# An apple a day keeps the doctor away!



## mirind4

Dag!

I eat apple everyday, because I like it so much, and as the saying goes: "An apple a day, keeps the doctor away!". Needless to say, this post is written because I would like to know how to say this sentence in dutch. I have found the following translation for this, but I am not sure it is the right way to say it, or something is wrong in it: Een appel per dag houdt de dokter weg!

Thanks a lot in advance!
mirind4


----------



## Peterdg

Your translation is correct. However, be aware that this is not a fixed expression in Dutch, as it is in English.


----------



## mirind4

Thanks! Maybe I have found the right phrase in a dutch website: "Één appel per dag houdth echt de dokter weg"
But to be honest I am wondering a bit about it. The article is about the positive health effects of the apple, so that's why there is the "echt" = "really" word in the sentence, the writer of the article wants to emphasize the saying...
It is sad to hear that there is no any saying which is relating to this :\


----------



## Peterdg

No, the writer just translated the sentence as you did. It's not a fixed expression either in Dutch.

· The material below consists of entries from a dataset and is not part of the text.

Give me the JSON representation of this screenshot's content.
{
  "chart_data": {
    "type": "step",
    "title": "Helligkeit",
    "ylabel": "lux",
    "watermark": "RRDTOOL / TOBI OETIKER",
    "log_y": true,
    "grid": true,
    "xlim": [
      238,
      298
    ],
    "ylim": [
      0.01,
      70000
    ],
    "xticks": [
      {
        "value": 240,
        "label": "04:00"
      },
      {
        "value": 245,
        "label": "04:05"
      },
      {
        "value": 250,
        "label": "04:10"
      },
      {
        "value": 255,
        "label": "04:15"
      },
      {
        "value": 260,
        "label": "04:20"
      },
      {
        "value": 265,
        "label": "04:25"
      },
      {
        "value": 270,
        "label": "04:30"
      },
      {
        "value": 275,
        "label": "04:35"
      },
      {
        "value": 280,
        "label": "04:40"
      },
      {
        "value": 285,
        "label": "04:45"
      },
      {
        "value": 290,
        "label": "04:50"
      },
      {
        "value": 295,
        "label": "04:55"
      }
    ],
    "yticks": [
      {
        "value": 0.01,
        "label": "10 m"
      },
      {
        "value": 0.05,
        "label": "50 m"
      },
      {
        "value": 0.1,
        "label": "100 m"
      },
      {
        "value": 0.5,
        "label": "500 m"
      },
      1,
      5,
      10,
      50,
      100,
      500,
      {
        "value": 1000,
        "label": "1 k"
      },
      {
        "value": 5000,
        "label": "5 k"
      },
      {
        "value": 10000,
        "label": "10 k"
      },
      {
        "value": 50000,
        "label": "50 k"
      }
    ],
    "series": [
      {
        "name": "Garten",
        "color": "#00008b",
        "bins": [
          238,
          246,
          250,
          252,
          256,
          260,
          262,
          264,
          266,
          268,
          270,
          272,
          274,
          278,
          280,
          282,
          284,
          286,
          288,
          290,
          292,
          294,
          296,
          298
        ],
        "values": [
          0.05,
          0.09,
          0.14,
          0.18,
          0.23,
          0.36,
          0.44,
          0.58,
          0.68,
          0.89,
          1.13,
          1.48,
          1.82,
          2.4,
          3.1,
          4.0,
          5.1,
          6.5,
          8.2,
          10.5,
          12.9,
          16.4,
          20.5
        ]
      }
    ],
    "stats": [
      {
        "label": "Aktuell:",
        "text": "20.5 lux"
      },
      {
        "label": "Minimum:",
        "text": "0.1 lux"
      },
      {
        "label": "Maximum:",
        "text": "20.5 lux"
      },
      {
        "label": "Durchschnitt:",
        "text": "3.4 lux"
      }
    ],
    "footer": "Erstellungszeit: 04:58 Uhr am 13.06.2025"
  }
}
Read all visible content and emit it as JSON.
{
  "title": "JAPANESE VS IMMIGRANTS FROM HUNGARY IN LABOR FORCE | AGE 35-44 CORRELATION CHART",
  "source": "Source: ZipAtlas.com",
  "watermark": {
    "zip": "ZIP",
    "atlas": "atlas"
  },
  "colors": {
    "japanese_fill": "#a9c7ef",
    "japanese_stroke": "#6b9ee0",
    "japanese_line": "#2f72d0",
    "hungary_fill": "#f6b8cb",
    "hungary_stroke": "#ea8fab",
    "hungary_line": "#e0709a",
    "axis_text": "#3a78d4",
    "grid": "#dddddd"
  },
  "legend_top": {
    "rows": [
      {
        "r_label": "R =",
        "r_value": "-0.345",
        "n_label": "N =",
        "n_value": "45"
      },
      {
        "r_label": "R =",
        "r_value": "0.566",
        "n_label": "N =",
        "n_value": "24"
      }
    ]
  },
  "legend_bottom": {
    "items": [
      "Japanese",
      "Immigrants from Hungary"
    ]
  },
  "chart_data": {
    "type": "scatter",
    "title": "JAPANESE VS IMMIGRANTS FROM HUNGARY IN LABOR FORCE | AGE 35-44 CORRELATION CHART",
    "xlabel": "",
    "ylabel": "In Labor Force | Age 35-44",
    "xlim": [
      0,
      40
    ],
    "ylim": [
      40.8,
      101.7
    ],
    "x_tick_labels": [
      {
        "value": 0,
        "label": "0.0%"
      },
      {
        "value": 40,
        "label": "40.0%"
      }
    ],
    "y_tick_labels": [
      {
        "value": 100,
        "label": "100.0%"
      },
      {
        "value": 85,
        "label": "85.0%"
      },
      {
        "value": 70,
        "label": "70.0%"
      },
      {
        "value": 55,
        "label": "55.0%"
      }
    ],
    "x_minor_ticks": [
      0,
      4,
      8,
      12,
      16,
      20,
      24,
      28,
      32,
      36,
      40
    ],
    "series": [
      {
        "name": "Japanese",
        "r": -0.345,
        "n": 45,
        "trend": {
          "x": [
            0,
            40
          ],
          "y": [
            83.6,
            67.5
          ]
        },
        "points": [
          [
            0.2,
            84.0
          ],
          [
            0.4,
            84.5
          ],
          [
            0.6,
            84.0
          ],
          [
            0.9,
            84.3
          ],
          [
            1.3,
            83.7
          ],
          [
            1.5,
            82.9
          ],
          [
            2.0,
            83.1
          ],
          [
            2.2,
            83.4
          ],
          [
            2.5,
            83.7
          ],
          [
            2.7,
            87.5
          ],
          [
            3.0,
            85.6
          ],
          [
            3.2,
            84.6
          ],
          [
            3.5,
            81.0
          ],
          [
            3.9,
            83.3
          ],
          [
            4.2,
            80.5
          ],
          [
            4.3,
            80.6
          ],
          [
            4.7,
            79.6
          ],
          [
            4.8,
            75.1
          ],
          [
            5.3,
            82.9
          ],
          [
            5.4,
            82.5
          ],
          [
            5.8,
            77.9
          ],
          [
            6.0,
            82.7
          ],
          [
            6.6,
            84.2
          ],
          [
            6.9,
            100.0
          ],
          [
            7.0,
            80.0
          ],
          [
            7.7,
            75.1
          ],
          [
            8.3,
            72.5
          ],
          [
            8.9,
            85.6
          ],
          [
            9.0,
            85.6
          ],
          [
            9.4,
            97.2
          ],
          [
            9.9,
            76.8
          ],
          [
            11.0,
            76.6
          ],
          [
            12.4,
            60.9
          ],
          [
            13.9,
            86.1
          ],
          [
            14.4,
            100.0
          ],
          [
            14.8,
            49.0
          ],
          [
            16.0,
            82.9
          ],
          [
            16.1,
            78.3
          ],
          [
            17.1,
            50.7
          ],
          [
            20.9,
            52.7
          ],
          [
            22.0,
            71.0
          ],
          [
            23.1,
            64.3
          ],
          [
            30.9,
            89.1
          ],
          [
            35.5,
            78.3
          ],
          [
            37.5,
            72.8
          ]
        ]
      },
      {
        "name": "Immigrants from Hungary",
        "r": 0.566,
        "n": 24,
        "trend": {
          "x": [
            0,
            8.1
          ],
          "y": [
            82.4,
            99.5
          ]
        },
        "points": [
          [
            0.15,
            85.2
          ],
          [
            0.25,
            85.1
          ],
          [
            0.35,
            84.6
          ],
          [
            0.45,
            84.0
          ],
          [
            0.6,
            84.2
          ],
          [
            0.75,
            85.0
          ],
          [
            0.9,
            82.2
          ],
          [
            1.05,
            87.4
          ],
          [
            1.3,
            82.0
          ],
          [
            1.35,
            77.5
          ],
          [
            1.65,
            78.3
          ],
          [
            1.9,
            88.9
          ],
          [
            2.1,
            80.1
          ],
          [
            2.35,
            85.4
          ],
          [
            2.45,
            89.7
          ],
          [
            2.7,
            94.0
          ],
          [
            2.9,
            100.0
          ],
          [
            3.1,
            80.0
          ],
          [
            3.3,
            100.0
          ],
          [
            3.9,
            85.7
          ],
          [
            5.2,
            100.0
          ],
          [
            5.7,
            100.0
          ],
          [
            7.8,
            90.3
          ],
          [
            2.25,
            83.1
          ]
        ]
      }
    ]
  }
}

There is another one though that we could adapt a little to make your very own expression.

What does exist is "Bitter in de mond, maakt het hart gezond". It does not refer to fruit but it was said to young children (first half of the previous century) that had to drink cod-liver oil (which really tastes bad) to get stronger. 

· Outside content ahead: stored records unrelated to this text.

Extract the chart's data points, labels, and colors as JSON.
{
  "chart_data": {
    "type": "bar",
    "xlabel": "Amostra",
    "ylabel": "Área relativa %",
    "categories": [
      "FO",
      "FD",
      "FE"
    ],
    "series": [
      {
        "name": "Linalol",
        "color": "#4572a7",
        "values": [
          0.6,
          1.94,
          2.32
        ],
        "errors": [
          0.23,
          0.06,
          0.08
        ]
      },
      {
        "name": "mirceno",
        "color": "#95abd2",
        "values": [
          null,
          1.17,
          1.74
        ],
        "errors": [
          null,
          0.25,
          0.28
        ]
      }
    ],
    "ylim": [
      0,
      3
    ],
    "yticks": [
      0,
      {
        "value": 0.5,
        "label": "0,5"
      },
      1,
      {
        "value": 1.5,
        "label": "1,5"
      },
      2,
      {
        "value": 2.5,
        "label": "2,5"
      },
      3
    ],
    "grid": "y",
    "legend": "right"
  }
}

So, if we change it a little, we could say: "Elke dag een appel in de mond, maakt het hart gezond" and you have your very own personal expression in Dutch and you can honestly say you read it from a native speaker (again ).


----------



## mirind4

Great! I like it, thank you very much!


----------



## YellowOnline

Van Dale translates the expression as "Een appel per dag houdt de dokter uit huis". I doesn't sound as nice as in English though. Can't we just invent an equivalent? Here are some ideas: 
"Een appel per dag vermijdt huiduitslag."
"Een appel dagelijks is voor de gezondheid iets wonderbaarlijks."
"Met een appel bij het ontbijt geraakt men de dokter snel kwijt."
"Appeltje in de wand, gezondste in het land."

Etc.

"一天一苹果, 医生远离我!"


----------



## bibibiben

YellowOnline said:


> Van Dale translates the expression as "Een appel per dag houdt de dokter uit huis". I doesn't sound as nice as in English though. Can't we just invent an equivalent? Here are some ideas:
> "Een appel per dag vermijdt huiduitslag."
> "Een appel dagelijks is voor de gezondheid iets wonderbaarlijks."
> "Met een appel bij het ontbijt geraakt men de dokter snel kwijt."
> "Appeltje in de wand, gezondste in het land."



Ja, die vertaling van Van Dale is niet erg populair onder native speakers. Geen hits op Google. 

Wat mij is opgevallen, is dat _an apple a day keeps the doctor away_ vaak onvertaald wordt gelaten (althans, in Nederland). Er is kennelijk geen appelig equivalent in het Nederlands. Sommigen willen het wel vertalen met _snoep verstandig, eet een appel,_ een reclameslogan die in de jaren 70 in Nederland in zwang was, maar de boodschap daarvan was het in stand houden van een goed gebit, niet het in stand houden van de gezondheid in het algemeen.

Edit: I noticed I should have responded in English. Sorry.


----------



## mirind4

@YellowOnline Thanks for the suggestions, I like them 

@bibibiben No worries, I have translated it with more or less success! Thanks for it!


----------